In 1919, Shiro's paintings were shown at several prestigious exhibitions including the government sponsored Bunten, where they caught the eye of Watanabe Shozaburo, a Tokyo publisher, who approached Shiro about designing woodblock prints. No doubt Kiyokata facilitated this introduction as he had done for several other students, including Kawase Hasui and Ito Shinsui. Shiro's first print, "A Windy Day in Early Summer," was published in that same year. He designed several landscape prints over the next few years, but the wood blocks for these were lost in the 1923 Kanto earthquake and consequently they are rarely seen today.
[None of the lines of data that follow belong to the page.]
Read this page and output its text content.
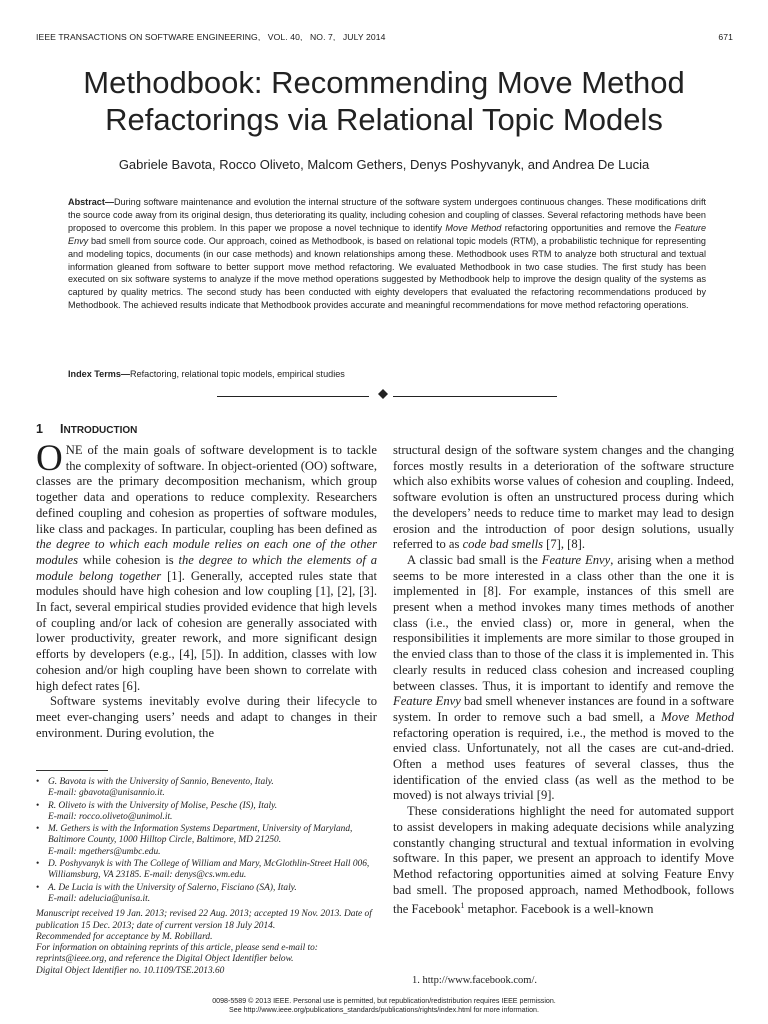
IEEE TRANSACTIONS ON SOFTWARE ENGINEERING, VOL. 40, NO. 7, JULY 2014	671
Methodbook: Recommending Move Method
Refactorings via Relational Topic Models
Gabriele Bavota, Rocco Oliveto, Malcom Gethers, Denys Poshyvanyk, and Andrea De Lucia
Abstract—During software maintenance and evolution the internal structure of the software system undergoes continuous changes. These modifications drift the source code away from its original design, thus deteriorating its quality, including cohesion and coupling of classes. Several refactoring methods have been proposed to overcome this problem. In this paper we propose a novel technique to identify Move Method refactoring opportunities and remove the Feature Envy bad smell from source code. Our approach, coined as Methodbook, is based on relational topic models (RTM), a probabilistic technique for representing and modeling topics, documents (in our case methods) and known relationships among these. Methodbook uses RTM to analyze both structural and textual information gleaned from software to better support move method refactoring. We evaluated Methodbook in two case studies. The first study has been executed on six software systems to analyze if the move method operations suggested by Methodbook help to improve the design quality of the systems as captured by quality metrics. The second study has been conducted with eighty developers that evaluated the refactoring recommendations produced by Methodbook. The achieved results indicate that Methodbook provides accurate and meaningful recommendations for move method refactoring operations.
Index Terms—Refactoring, relational topic models, empirical studies
1 INTRODUCTION

ONE of the main goals of software development is to tackle the complexity of software. In object-oriented (OO) software, classes are the primary decomposition mechanism, which group together data and operations to reduce complexity. Researchers defined coupling and cohesion as properties of software modules, like class and packages. In particular, coupling has been defined as the degree to which each module relies on each one of the other modules while cohesion is the degree to which the elements of a module belong together [1]. Generally, accepted rules state that modules should have high cohesion and low coupling [1], [2], [3]. In fact, several empirical studies provided evidence that high levels of coupling and/or lack of cohesion are generally associated with lower productivity, greater rework, and more significant design efforts by developers (e.g., [4], [5]). In addition, classes with low cohesion and/or high coupling have been shown to correlate with high defect rates [6].

Software systems inevitably evolve during their lifecycle to meet ever-changing users’ needs and adapt to changes in their environment. During evolution, the

• G. Bavota is with the University of Sannio, Benevento, Italy.
E-mail: gbavota@unisannio.it.
• R. Oliveto is with the University of Molise, Pesche (IS), Italy.
E-mail: rocco.oliveto@unimol.it.
• M. Gethers is with the Information Systems Department, University of Maryland, Baltimore County, 1000 Hilltop Circle, Baltimore, MD 21250.
E-mail: mgethers@umbc.edu.
• D. Poshyvanyk is with The College of William and Mary, McGlothlin-Street Hall 006, Williamsburg, VA 23185. E-mail: denys@cs.wm.edu.
• A. De Lucia is with the University of Salerno, Fisciano (SA), Italy.
E-mail: adelucia@unisa.it.
Manuscript received 19 Jan. 2013; revised 22 Aug. 2013; accepted 19 Nov. 2013. Date of publication 15 Dec. 2013; date of current version 18 July 2014.
Recommended for acceptance by M. Robillard.
For information on obtaining reprints of this article, please send e-mail to: reprints@ieee.org, and reference the Digital Object Identifier below.
Digital Object Identifier no. 10.1109/TSE.2013.60

structural design of the software system changes and the changing forces mostly results in a deterioration of the software structure which also exhibits worse values of cohesion and coupling. Indeed, software evolution is often an unstructured process during which the developers’ needs to reduce time to market may lead to design erosion and the introduction of poor design solutions, usually referred to as code bad smells [7], [8].

A classic bad small is the Feature Envy, arising when a method seems to be more interested in a class other than the one it is implemented in [8]. For example, instances of this smell are present when a method invokes many times methods of another class (i.e., the envied class) or, more in general, when the responsibilities it implements are more similar to those grouped in the envied class than to those of the class it is implemented in. This clearly results in reduced class cohesion and increased coupling between classes. Thus, it is important to identify and remove the Feature Envy bad smell whenever instances are found in a software system. In order to remove such a bad smell, a Move Method refactoring operation is required, i.e., the method is moved to the envied class. Unfortunately, not all the cases are cut-and-dried. Often a method uses features of several classes, thus the identification of the envied class (as well as the method to be moved) is not always trivial [9].

These considerations highlight the need for automated support to assist developers in making adequate decisions while analyzing constantly changing structural and textual information in evolving software. In this paper, we present an approach to identify Move Method refactoring opportunities aimed at solving Feature Envy bad smell. The proposed approach, named Methodbook, follows the Facebook$^1$ metaphor. Facebook is a well-known

1. http://www.facebook.com/.
0098-5589 © 2013 IEEE. Personal use is permitted, but republication/redistribution requires IEEE permission.
See http://www.ieee.org/publications_standards/publications/rights/index.html for more information.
Shiro resumed his work with Watanabe in the 1930's primarily designing landscapes, but also including bijin-ga, interiors, and Noh masks (one of his particular interests). By 1939 Shiro's relationship with Watanabe was nearing a close, probably because Watanabe would not give him the creative control that he desired. Shiro was intrigued by the independence of sosaku hanga printmakers who carved and printed their own designs, and after World War II, he and Watanabe parted ways. However, it was a decade before Shiro aquired the skills to produce his own prints. In the meantime, he established collaboration with Unsodo, a publisher in Kyoto, designing landscape and animal prints. Many of the prints published by Unsodo are quite striking and compare favorably with the Watanabe-published prints.

By the late 1950's, Shiro has begun carving and printing his own designs in limited, numbered editions. Although his self-made prints lack the refined carving of his shin hanga designs, they have a simplicity and expressiveness that is appealing. Shiro continued to create prints for several decades, but never promoted them through exhibitions or gallery affiliations. As a result, his self-carved prints were more a labor of love than a commercial success.